The English holiday home where mystery writer Agatha Christie spent her summers and entertained guests with readings from her thrillers is seen in Galmpton, Devon, southwest England.
By Christine H. O'Toole
If Cornwall is the wild side of the West Country, Devon is the mild. The more sheltered side of the region is closer to London, and its rolling hills, the South Hams, are classic British countryside.
This coast's naval history goes back to the age of Walter Raleigh, whose family estates overlook the Dart River Valley. Still the home of the Royal Naval College, Dartmouth was also the staging point for American troops preparing for the D-Day invasion; thousands were bivouacked in villages along the coast, from Plymouth to Torquay.
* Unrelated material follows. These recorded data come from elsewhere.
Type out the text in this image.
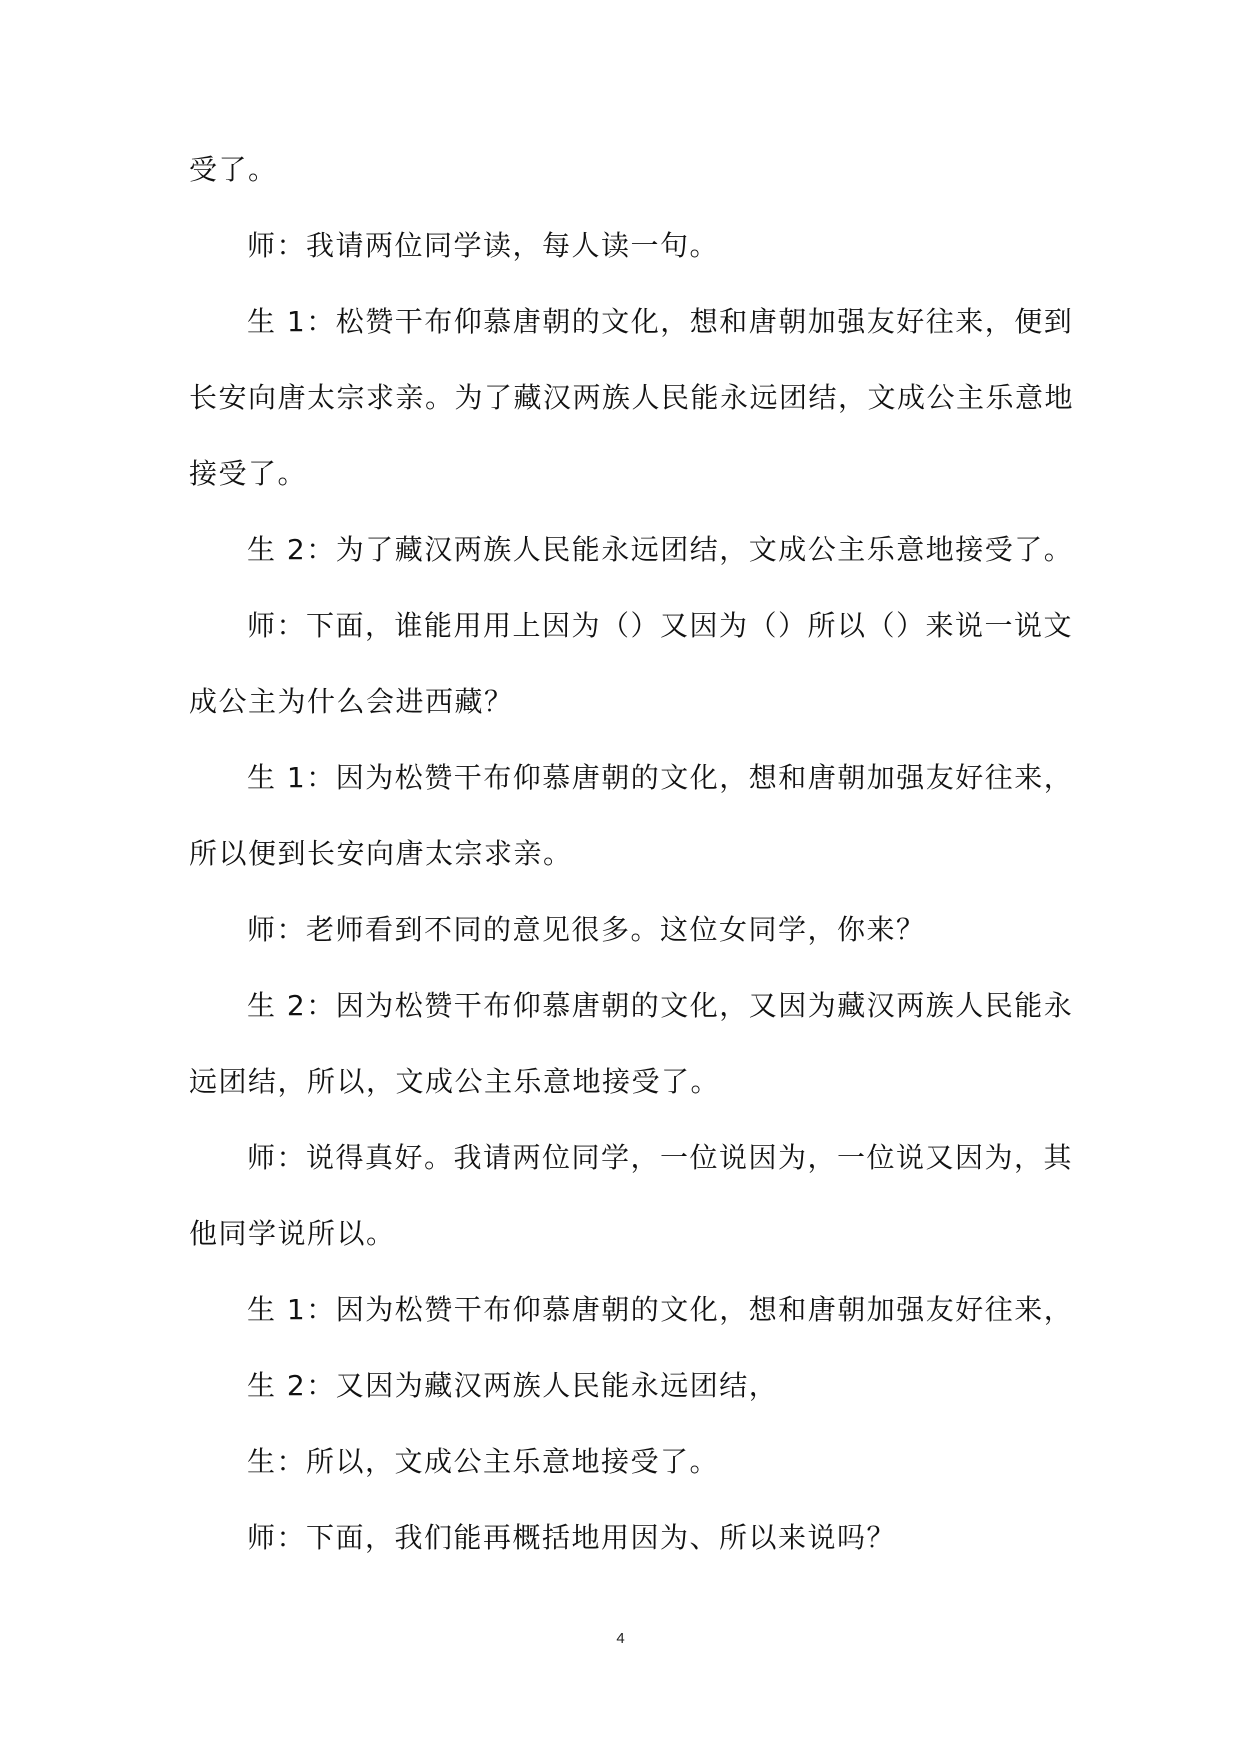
受了。
师：我请两位同学读，每人读一句。
生 1：松赞干布仰慕唐朝的文化，想和唐朝加强友好往来，便到
长安向唐太宗求亲。为了藏汉两族人民能永远团结，文成公主乐意地
接受了。
生 2：为了藏汉两族人民能永远团结，文成公主乐意地接受了。
师：下面，谁能用用上因为（）又因为（）所以（）来说一说文
成公主为什么会进西藏？
生 1：因为松赞干布仰慕唐朝的文化，想和唐朝加强友好往来，
所以便到长安向唐太宗求亲。
师：老师看到不同的意见很多。这位女同学，你来？
生 2：因为松赞干布仰慕唐朝的文化，又因为藏汉两族人民能永
远团结，所以，文成公主乐意地接受了。
师：说得真好。我请两位同学，一位说因为，一位说又因为，其
他同学说所以。
生 1：因为松赞干布仰慕唐朝的文化，想和唐朝加强友好往来，
生 2：又因为藏汉两族人民能永远团结，
生：所以，文成公主乐意地接受了。
师：下面，我们能再概括地用因为、所以来说吗？
4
U.S. Coast Guard officers were lucky. They spent part of the war at Greenway, Agatha Christie's grand hilltop estate. Reopened to the public last February by the National Trust, it was an immediate success. More than 70,000 visitors -- twice the expected number -- have toured her house and gardens, savoring the artworks that she collected while accompanying her husband to archaeological digs worldwide.
A few guests can stay overnight; Greenway is one of the publicly owned properties that operate as a B&B. An annual festival and a seaside Agatha Christie walk in her birthplace, Torquay, accent her lifelong connection to Devon.
Riverford Farm, in Buckfastleigh, grows and promotes some of the country's best organic produce, meats and cheeses. Riverford's "box schemes" deliver fresh local produce to homes throughout the country, creating a reputation for high-quality, sustainable farming. I can vouch for the delicious results after lunch at the farm's Riverford Field Kitchen, where family-style dining met high style. Among the dishes created by chef Jane Baxter, who used to run London's famous River Cafe, were roasted fennel, duck leg confit, and warm chocolate pudding. Another fine local gastro pub is The Cary Arms, a tiny hotel overlooking Babbacombe Beach.
Although highways serve Devon better than Cornwall, the most scenic way to reach the "English Riviera" is by train. The London route (from Paddington Station) skirts farmland on its way to Tor Bay, offering wide vistas of the south Devon coast. From Paignton, a short cab ride from Newquay, an authentic steam railway carries passengers to Dartmouth. Agatha Christie's Hercule Poirot used the line on various occasions in "The ABC Murders" and "Dead Man's Folly," so its murder mystery dinner trips are completely appropriate.